Entropy. \(S\) = dispersal of energy/matter. \(S\) increases for solid → liquid → gas, dissolution of a solid into more particles, more gas moles, mixing, higher \(T\), larger/more complex molecules. \(\Delta S\std=\sum S\std(\text{products})-\sum S\std(\text{reactants})\).

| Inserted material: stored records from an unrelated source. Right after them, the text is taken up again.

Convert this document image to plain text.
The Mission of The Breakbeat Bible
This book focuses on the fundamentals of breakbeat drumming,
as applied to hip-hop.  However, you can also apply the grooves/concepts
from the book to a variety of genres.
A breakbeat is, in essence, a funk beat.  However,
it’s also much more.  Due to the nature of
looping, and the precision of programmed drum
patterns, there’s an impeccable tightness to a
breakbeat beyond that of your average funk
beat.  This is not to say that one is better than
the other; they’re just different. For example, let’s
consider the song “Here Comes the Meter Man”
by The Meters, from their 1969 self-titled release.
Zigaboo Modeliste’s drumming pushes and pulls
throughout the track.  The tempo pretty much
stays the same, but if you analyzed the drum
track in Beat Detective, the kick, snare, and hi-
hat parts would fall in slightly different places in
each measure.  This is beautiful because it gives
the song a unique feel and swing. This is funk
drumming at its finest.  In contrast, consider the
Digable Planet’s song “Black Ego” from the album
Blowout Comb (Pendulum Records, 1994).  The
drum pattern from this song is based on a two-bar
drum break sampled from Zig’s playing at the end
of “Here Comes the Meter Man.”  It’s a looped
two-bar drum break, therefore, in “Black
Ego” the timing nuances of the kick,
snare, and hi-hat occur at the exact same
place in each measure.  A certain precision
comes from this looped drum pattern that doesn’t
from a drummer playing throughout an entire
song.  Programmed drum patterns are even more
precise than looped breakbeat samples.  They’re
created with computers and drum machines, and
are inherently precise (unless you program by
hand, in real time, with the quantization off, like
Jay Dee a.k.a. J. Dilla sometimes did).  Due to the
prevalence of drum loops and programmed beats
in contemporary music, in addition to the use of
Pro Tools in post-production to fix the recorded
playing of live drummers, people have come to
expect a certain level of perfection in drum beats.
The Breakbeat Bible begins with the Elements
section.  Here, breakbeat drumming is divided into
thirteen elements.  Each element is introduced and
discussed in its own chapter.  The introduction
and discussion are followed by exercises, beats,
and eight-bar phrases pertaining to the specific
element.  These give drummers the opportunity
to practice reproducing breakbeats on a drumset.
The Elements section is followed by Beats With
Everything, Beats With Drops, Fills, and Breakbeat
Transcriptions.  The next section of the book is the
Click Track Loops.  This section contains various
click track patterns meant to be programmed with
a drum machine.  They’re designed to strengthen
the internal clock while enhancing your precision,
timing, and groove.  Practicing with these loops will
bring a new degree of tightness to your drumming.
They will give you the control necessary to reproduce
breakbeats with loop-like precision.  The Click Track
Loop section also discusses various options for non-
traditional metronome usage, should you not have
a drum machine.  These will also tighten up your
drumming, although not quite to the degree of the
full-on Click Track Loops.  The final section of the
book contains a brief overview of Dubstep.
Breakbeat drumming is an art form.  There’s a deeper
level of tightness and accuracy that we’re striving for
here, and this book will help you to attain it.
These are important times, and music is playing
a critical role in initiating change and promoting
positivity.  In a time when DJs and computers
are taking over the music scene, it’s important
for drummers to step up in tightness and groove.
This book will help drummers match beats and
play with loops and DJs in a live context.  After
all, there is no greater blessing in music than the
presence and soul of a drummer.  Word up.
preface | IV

Gibbs energy. \(\Delta G\std=\Delta H\std-T\Delta S\std\). Spontaneous at constant \(T,P\) when \(\Delta G\lt 0\); equilibrium at \(\Delta G=0\); non-spontaneous when \(\Delta G\gt 0\). Switch temperature \(T=\Delta H/\Delta S\) where \(\Delta G=0\). Trap: \(\Delta S\) comes in \(\mathrm{J\,K^{-1}\,mol^{-1}}\) but \(\Delta H\) in \(\mathrm{kJ\,mol^{-1}}\) — convert \(\Delta S\) to kJ before combining with \(\Delta H\).

\(\Delta H\)\(\Delta S\)Spontaneity
\(\lt 0\)\(\gt 0\)always spontaneous
\(\gt 0\)\(\lt 0\)never spontaneous
\(\lt 0\)\(\lt 0\)spontaneous at low \(T\)
\(\gt 0\)\(\gt 0\)spontaneous at high \(T\)

Link to K. \(\Delta G\std=-RT\ln K\): \(K\gt 1\Rightarrow\Delta G\std\lt 0\), products favored; \(K\lt 1\Rightarrow\Delta G\std\gt 0\), reactants favored. \(\Delta G=\Delta G\std+RT\ln Q\); \(Q\lt K\) forward spontaneous, \(Q\gt K\) reverse.